Gradient of Flux model wrt to weights

Hello everyone.

I’m attempting to obtain the gradient of a Flux model wrt to the weights.
I first want to show what I mean (or want to achieve).

Suppose I have a very simple linear model such that

y(x)=W \cdot x + b .

Now, using this model I wish to obtain the following

\frac{\partial y}{\partial W} = x

and

\frac{\partial y}{\partial b} = 1

Further, in the case of a nonlinear model, given a nonlinear activation function \sigma(x), I have the nonlinear model

f(x)=\sigma \left( W \cdot x + b \right)

and I wish to obtain the following

\frac{\partial y}{\partial W} = \frac{\partial y}{\partial \sigma} \frac{\partial \sigma}{\partial W} = x \sigma'(W \cdot x + b)

and

\frac{\partial y}{\partial b} = \frac{\partial y}{\partial \sigma} \frac{\partial \sigma}{\partial b} = \sigma'(W \cdot x + b)

I hope I haven’t made a mistake somewhere in my computations.
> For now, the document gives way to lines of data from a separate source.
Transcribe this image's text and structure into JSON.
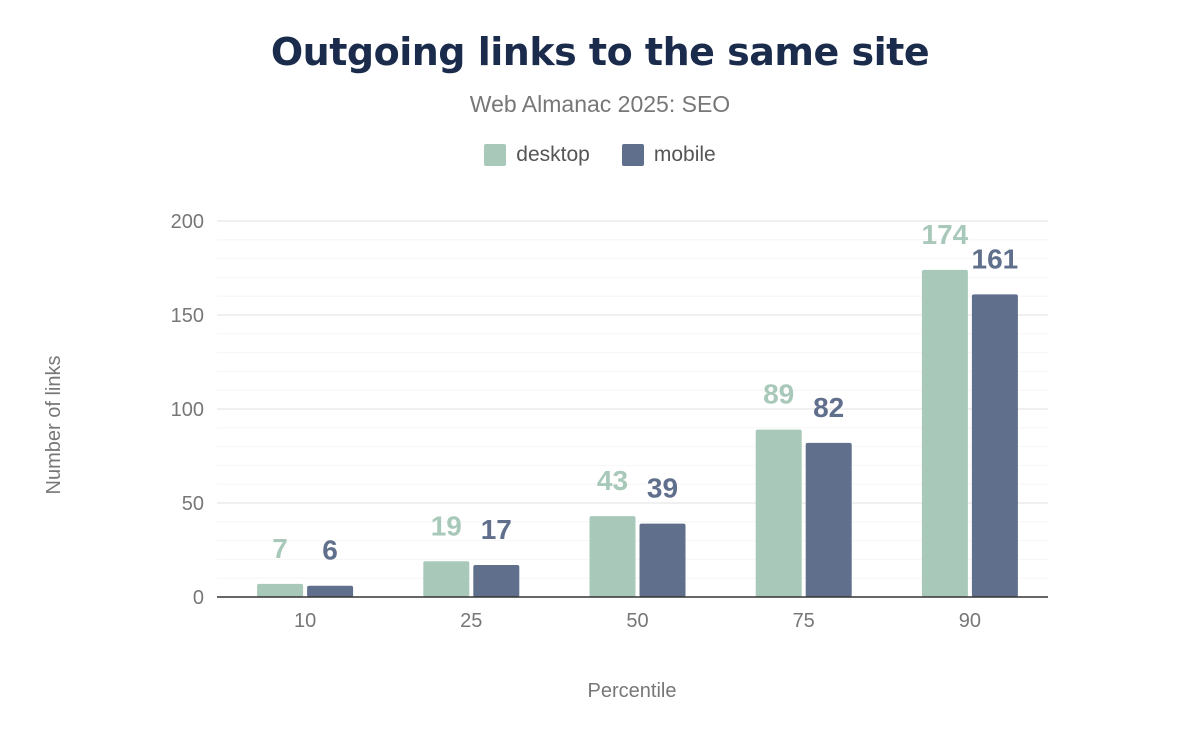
{
  "chart_data": {
    "type": "bar",
    "title": "Outgoing links to the same site",
    "subtitle": "Web Almanac 2025: SEO",
    "xlabel": "Percentile",
    "ylabel": "Number of links",
    "categories": [
      "10",
      "25",
      "50",
      "75",
      "90"
    ],
    "series": [
      {
        "name": "desktop",
        "color": "#a8c9ba",
        "values": [
          7,
          19,
          43,
          89,
          174
        ]
      },
      {
        "name": "mobile",
        "color": "#5f6f8c",
        "values": [
          6,
          17,
          39,
          82,
          161
        ]
      }
    ],
    "ylim": [
      0,
      200
    ],
    "yticks": [
      0,
      50,
      100,
      150,
      200
    ],
    "grid": true,
    "legend": "top-center"
  }
}
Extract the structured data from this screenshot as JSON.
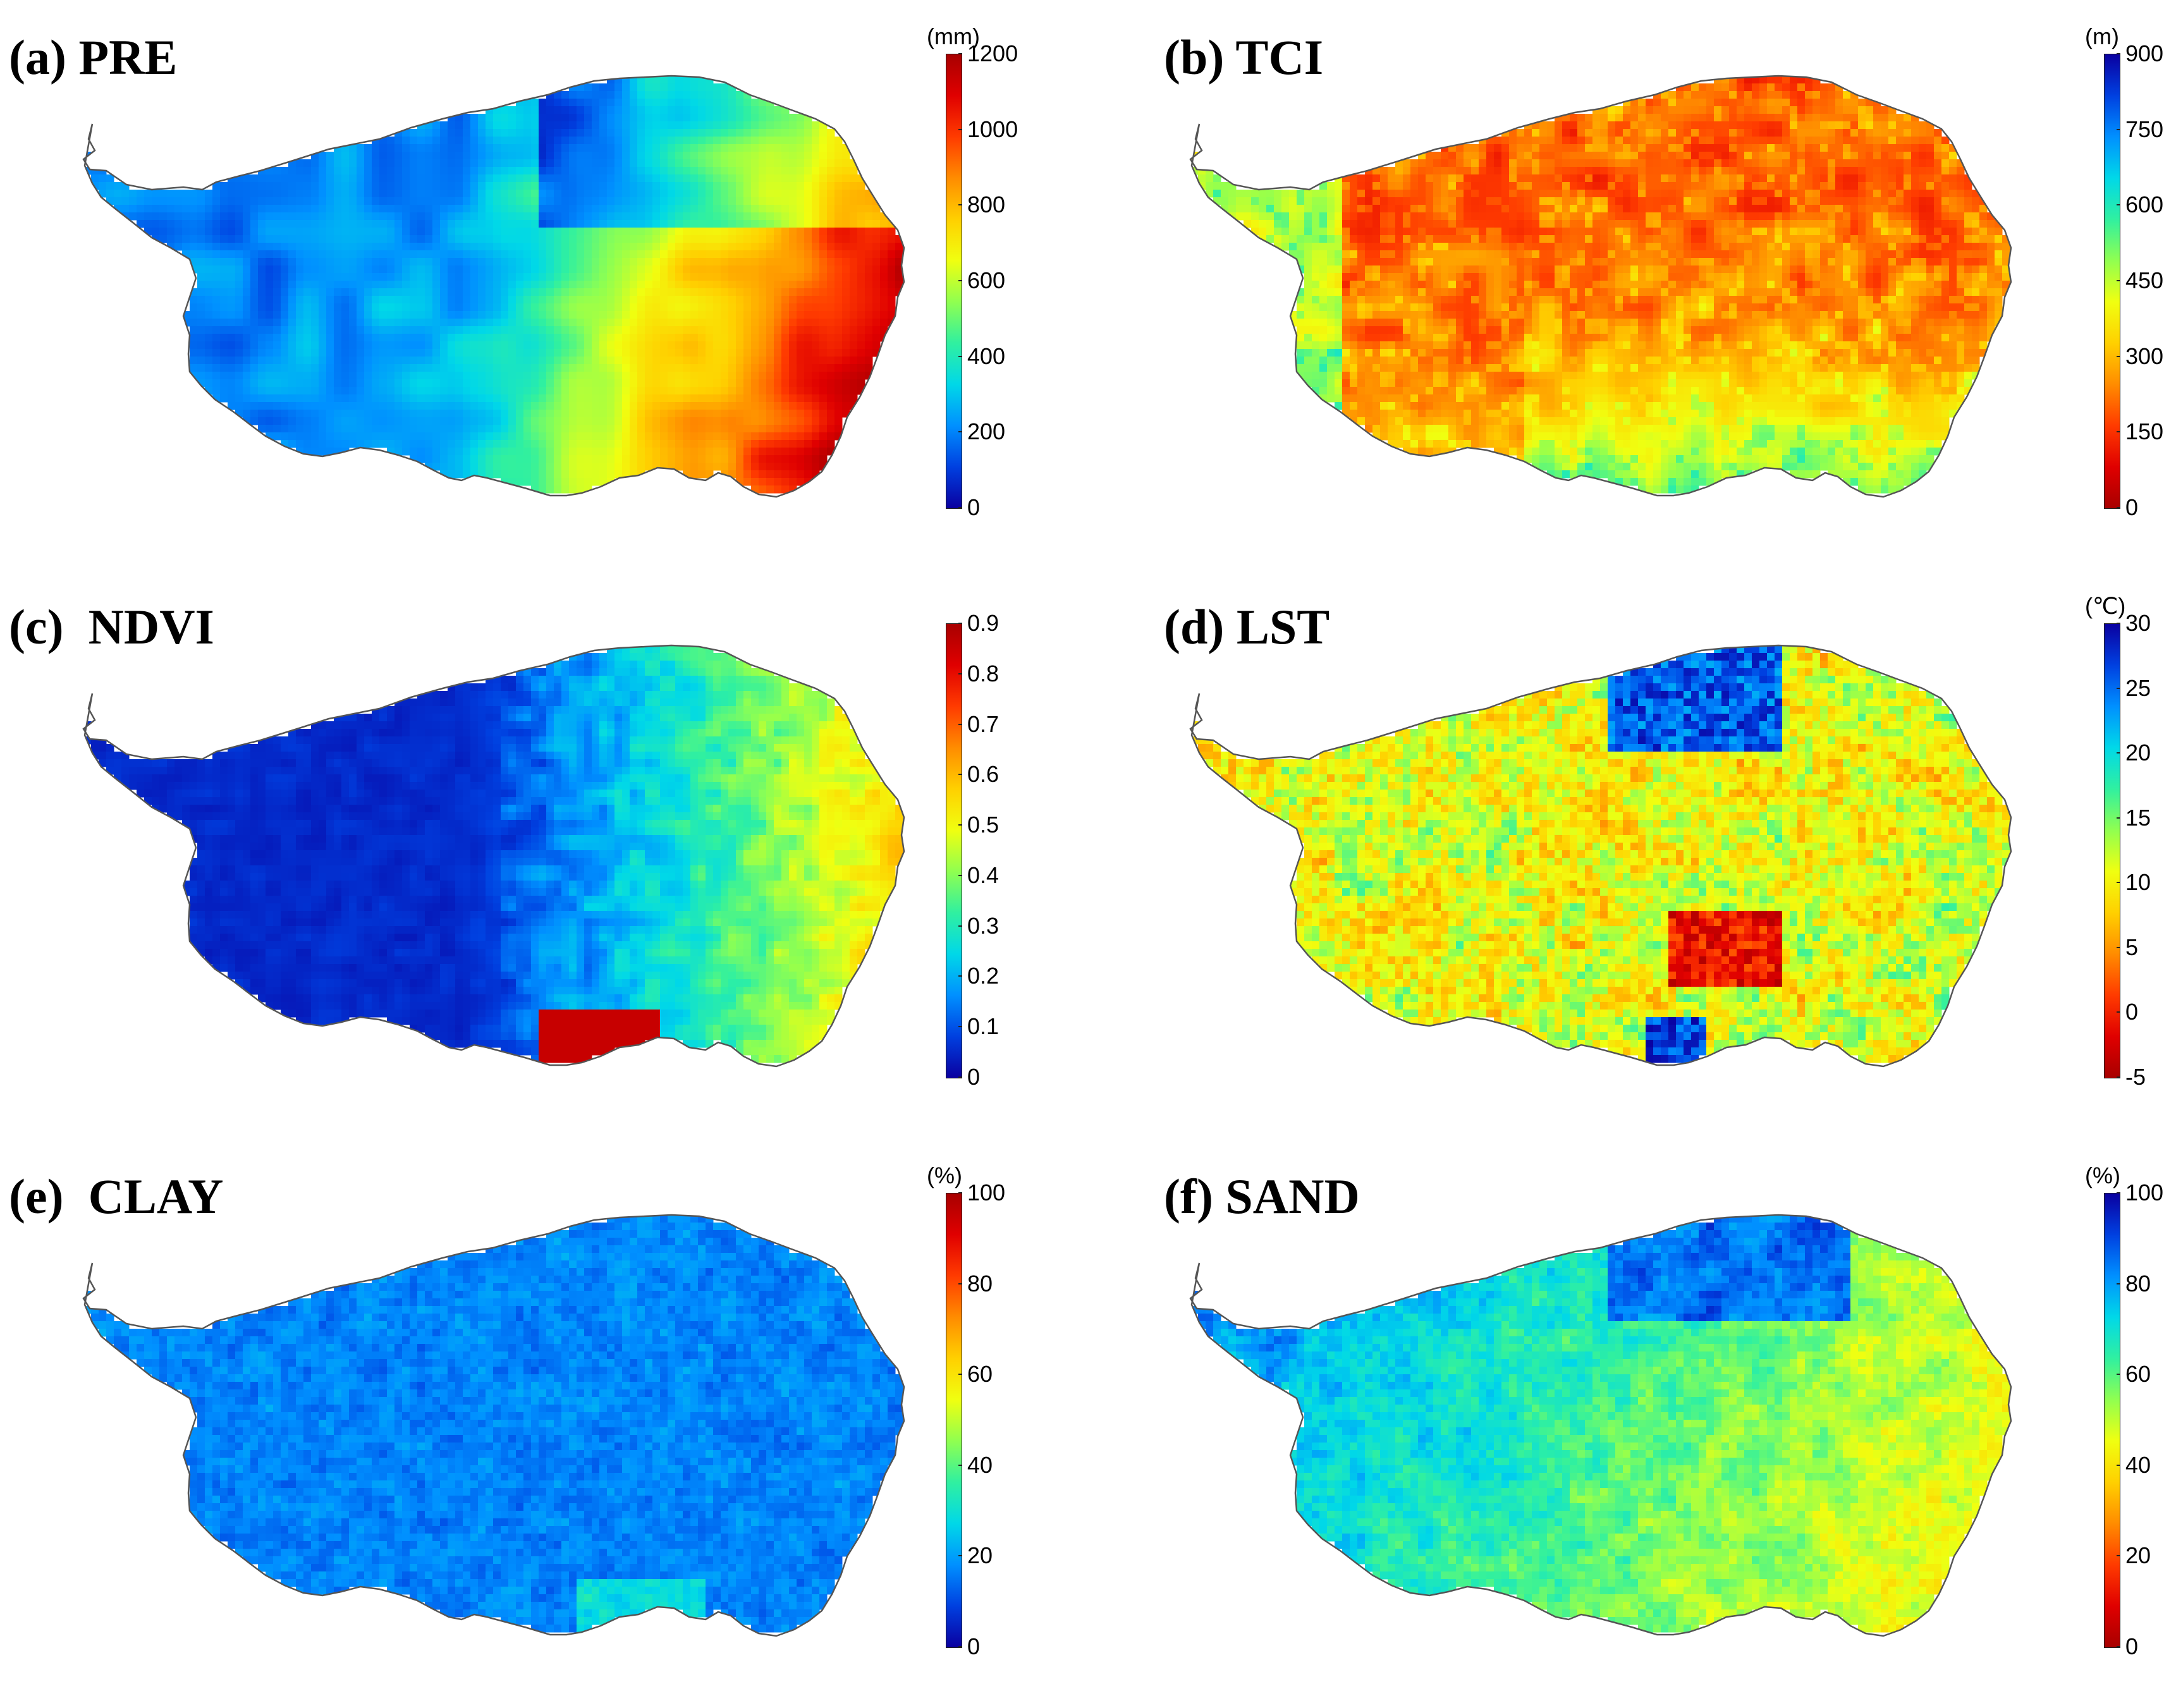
{
  "colormap": [
    "#a80000",
    "#e00000",
    "#ff3b00",
    "#ff8c00",
    "#ffd000",
    "#f0ff10",
    "#90ff50",
    "#30f0a0",
    "#00d8e8",
    "#0090ff",
    "#0040e0",
    "#0a00a0"
  ],
  "panels": [
    {
      "id": "a",
      "title": "(a) PRE",
      "unit": "(mm)",
      "ticks": [
        "1200",
        "1000",
        "800",
        "600",
        "400",
        "200",
        "0"
      ],
      "reversed": true,
      "pattern": "precipitation",
      "legend_note": "west-dry east-wet"
    },
    {
      "id": "b",
      "title": "(b) TCI",
      "unit": "(m)",
      "ticks": [
        "900",
        "750",
        "600",
        "450",
        "300",
        "150",
        "0"
      ],
      "reversed": false,
      "pattern": "tci"
    },
    {
      "id": "c",
      "title": "(c)  NDVI",
      "unit": "",
      "ticks": [
        "0.9",
        "0.8",
        "0.7",
        "0.6",
        "0.5",
        "0.4",
        "0.3",
        "0.2",
        "0.1",
        "0"
      ],
      "reversed": true,
      "pattern": "ndvi"
    },
    {
      "id": "d",
      "title": "(d) LST",
      "unit": "(℃)",
      "ticks": [
        "30",
        "25",
        "20",
        "15",
        "10",
        "5",
        "0",
        "-5"
      ],
      "reversed": false,
      "pattern": "lst"
    },
    {
      "id": "e",
      "title": "(e)  CLAY",
      "unit": "(%)",
      "ticks": [
        "100",
        "80",
        "60",
        "40",
        "20",
        "0"
      ],
      "reversed": true,
      "pattern": "clay"
    },
    {
      "id": "f",
      "title": "(f) SAND",
      "unit": "(%)",
      "ticks": [
        "100",
        "80",
        "60",
        "40",
        "20",
        "0"
      ],
      "reversed": false,
      "pattern": "sand"
    }
  ]
}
Please, do correct me if there is a mistake.

Anyway, both linear and nonlinear models can be readily implemented using the Dense layer from Flux.
What I currently have is the following MWE

using Flux
using Random

Random.seed!(8129)

# Create a very simple model
# Note that this is a *linear* model !!
model = Flux.Dense(3, 1)
baseline = Flux.params(model)
display(baseline)

# Compute the gradient wrt to the weights
# We should be able to obtain the same parameters as before!
some_input = rand(3, 3)
some_output = model(some_input)
display(some_output)
grad = Flux.gradient(x -> model(x), some_input) # Gradient evaluated at the inputs
display(grad)

but the output is just an error

ERROR: LoadError: Output should be scalar; gradients are not defined for output Float32[0.28850588 0.8061751 0.3004352]

How can I obtain the derivatives I’m looking for?

gradient expects the callback to return a scalar output representing the loss to be backpropogated. I’d recommend having a quick read through Basics · Flux to see how it works in practice. In short, both your model’s forward pass and the calculation of the loss function need to happen inside the callback in order to get gradients for the model parameters.

Thank you for your answer.
I currently do not plan on setting up or having a loss function, I just need the gradients for now,
but you point out a very important aspect, which is that the gradient function expects a scalar output.

On newer versions of Zygote/Flux, you would have gotten the error message:

julia> grad = Flux.gradient(x -> model(x), some_input) # Gradient evaluated at the inputs
ERROR: output an array, so the gradient is not defined. Perhaps you wanted jacobian.

and indeed Flux.jacobian(x -> model(x), some_input) works. The terminology is generally that the derivative of a scalar function (like a loss) is the “gradient” and the derivative of a vector function is the “jacobian,” so you just need the latter (and to upgrade to the latest version). Of course, if in the end you do have a loss function, you’ll just want to do a gradient rather than explicitly calculating the intermediate jacobian.

1 Like

Thank for your answer. It actually works, it returns the expected results.

I found an alternative that I came across while reading the Zygote docs, which looks something like the following

grad = Flux.gradient(() -> sum(model(some_input)), Flux.params(model))

With the sum I’m able to provide the scalar output that the gradient is expecting (following what @ToucheSir mentioned), and also it returns the expected results.

Thank you both for your input and answers.